The concept of architecturally mediated allostatic overload has established that chronic exposure to stress-inducing built environments can elicit stress responses within the body, overwhelming regulatory systems and contributing to adverse health outcomes through sustained activation of stress response pathways. Recent advances in epigenetics, combined with emerging evidence of environmental stress-induced epigenetic modifications, suggest that the health impacts of chronic built environment stress may extend far beyond previously understood physiological consequences.

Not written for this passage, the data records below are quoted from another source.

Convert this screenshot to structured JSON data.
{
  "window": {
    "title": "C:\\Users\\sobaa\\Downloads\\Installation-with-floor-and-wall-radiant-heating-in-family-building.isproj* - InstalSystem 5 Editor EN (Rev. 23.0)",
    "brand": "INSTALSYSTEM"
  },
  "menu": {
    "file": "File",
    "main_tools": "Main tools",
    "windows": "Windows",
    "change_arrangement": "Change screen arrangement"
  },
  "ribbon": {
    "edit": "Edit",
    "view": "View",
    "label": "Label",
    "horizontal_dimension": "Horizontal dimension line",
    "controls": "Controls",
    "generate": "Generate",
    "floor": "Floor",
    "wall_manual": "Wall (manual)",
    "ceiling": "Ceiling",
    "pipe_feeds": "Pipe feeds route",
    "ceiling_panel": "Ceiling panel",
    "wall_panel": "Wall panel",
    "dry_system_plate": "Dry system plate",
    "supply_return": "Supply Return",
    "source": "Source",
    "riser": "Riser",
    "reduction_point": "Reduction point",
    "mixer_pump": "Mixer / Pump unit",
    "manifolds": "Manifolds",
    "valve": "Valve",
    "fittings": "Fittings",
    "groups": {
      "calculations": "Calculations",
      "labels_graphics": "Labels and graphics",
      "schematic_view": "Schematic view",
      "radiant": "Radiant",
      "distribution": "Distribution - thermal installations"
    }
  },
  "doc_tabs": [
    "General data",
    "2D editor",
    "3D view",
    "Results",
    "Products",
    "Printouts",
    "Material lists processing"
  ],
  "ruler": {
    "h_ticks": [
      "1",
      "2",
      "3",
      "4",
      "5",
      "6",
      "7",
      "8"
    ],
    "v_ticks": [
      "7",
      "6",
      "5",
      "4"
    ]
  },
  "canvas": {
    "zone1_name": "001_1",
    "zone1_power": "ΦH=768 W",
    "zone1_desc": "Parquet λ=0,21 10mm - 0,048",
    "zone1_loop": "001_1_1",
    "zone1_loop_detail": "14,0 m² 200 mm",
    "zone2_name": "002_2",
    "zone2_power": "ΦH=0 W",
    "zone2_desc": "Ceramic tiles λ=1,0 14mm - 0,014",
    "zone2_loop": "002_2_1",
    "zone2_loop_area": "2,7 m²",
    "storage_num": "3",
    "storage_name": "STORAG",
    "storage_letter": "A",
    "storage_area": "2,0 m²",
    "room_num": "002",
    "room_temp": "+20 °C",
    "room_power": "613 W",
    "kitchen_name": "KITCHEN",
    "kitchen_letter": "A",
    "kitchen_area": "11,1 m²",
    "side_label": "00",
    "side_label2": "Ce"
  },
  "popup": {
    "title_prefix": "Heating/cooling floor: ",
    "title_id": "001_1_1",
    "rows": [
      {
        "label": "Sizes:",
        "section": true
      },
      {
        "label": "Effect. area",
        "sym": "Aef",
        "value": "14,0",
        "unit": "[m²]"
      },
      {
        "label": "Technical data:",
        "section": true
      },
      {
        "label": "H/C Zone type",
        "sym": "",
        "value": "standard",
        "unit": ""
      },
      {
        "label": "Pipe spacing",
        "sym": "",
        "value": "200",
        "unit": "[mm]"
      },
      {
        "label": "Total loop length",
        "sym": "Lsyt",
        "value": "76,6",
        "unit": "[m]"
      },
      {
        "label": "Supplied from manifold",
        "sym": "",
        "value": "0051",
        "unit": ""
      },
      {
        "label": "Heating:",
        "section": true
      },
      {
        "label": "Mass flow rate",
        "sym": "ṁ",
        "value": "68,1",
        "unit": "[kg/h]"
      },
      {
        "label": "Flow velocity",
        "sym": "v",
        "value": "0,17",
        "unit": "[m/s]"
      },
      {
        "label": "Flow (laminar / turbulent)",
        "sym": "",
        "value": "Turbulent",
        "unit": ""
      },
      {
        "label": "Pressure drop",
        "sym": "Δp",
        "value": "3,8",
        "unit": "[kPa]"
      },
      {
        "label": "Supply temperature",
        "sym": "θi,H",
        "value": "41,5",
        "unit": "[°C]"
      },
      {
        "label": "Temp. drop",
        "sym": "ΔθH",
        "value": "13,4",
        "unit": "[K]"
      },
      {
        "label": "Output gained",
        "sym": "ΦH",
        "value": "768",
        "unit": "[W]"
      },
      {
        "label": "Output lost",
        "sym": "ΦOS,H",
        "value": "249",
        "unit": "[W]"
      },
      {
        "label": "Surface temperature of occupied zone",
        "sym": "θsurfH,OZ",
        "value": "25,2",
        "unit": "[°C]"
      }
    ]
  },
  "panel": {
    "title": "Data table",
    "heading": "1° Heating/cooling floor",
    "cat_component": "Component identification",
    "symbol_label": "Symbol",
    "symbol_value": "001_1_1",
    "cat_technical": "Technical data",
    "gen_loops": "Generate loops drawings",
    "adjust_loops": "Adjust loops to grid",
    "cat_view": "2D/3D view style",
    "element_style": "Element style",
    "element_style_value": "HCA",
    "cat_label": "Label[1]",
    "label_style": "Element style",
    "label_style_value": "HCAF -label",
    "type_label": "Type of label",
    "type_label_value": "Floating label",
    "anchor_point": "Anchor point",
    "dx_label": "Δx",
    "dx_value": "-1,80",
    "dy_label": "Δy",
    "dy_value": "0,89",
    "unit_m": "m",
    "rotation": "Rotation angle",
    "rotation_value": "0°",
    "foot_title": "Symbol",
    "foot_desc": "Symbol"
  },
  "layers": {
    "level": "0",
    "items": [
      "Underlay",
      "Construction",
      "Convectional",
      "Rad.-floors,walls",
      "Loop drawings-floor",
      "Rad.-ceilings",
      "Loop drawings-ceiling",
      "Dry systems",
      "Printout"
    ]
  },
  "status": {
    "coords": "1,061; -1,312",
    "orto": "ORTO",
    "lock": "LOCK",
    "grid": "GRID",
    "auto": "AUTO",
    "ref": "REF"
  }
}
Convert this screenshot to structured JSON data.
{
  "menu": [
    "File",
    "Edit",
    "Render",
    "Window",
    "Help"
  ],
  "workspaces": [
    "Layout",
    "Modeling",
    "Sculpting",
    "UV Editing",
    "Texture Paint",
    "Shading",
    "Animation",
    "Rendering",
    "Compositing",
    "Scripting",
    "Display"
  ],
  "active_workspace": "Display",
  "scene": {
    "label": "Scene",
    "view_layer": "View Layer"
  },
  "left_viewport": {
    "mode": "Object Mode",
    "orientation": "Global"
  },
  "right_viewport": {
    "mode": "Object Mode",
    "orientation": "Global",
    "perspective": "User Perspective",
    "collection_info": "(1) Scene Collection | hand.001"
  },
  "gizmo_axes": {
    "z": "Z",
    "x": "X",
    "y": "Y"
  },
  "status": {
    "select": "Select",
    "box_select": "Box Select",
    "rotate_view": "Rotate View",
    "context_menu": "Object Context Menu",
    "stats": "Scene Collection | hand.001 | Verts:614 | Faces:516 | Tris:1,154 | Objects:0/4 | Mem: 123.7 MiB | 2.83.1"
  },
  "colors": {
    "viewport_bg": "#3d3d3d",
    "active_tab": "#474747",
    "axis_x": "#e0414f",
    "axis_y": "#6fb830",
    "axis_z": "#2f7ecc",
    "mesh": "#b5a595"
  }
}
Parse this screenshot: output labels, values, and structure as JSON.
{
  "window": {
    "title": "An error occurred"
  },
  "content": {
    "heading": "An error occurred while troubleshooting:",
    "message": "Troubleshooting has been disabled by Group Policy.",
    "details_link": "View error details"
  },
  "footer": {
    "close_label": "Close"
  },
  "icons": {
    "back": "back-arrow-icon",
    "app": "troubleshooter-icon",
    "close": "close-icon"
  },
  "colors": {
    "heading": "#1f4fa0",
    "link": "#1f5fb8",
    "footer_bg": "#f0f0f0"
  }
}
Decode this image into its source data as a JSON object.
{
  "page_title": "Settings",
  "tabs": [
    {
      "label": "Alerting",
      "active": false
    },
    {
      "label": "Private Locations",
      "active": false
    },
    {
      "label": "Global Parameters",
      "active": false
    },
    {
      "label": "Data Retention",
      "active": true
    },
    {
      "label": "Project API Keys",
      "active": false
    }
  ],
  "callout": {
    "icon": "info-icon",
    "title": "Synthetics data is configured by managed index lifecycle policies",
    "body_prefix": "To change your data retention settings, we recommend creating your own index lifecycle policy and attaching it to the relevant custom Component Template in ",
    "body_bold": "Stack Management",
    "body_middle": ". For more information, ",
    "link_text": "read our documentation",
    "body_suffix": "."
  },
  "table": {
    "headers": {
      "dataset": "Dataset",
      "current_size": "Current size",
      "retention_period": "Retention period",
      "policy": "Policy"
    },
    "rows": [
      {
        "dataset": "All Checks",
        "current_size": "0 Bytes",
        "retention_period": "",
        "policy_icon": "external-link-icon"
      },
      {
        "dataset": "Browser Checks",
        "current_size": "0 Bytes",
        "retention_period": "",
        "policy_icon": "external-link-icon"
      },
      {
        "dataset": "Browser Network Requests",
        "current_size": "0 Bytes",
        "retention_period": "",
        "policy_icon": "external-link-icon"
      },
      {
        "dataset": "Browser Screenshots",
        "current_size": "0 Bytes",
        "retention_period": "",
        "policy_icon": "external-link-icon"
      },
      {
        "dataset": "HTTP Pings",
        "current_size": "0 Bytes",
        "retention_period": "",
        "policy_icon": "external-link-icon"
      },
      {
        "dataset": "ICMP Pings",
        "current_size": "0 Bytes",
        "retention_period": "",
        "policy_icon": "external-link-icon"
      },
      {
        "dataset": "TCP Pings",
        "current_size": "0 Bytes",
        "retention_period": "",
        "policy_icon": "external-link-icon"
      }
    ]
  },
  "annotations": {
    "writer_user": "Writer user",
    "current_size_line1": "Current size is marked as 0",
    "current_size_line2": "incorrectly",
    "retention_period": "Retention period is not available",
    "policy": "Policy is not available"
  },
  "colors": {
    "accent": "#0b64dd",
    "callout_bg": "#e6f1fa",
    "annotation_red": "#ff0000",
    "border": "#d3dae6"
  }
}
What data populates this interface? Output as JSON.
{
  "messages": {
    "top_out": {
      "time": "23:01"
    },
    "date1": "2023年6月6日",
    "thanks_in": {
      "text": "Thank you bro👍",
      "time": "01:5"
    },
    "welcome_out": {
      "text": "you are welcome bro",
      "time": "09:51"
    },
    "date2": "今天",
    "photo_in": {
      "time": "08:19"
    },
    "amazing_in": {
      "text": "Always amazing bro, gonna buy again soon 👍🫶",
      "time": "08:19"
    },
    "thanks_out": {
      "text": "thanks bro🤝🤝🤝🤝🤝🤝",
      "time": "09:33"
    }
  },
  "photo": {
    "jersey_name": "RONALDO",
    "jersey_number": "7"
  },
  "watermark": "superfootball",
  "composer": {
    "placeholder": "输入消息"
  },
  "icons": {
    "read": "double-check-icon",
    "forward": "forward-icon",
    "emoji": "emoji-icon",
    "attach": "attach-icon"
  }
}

This paper introduces the theoretical concept of “built environment-modulated epigenetics” (BEME), extending the framework of architecturally mediated allostatic overload to consider how chronic exposure to stress-inducing built environments may create lasting epigenetic modifications with potential transgenerational implications. We propose that prolonged activation of the hypothalamic–pituitary–adrenal (HPA) and sympathetic-adreno-medullary (SAM) axes by built environment stressors may result in maladaptive DNA methylation and histone modifications affecting stress-responsive genes, similar to documented effects of environmental toxins, air pollution, and psychosocial stressors. Given robust evidence that environmental stressors can create transgenerational epigenetic effects, this theoretical framework suggests that stress-inducing built environments may impact not only current occupants, but future generations through heritable epigenetic modifications. This extension of architecturally mediated allostatic overload theory fundamentally challenges traditional approaches to architectural design and urban planning, positioning the built environment as a potential determinant of long-term epigenetic programming.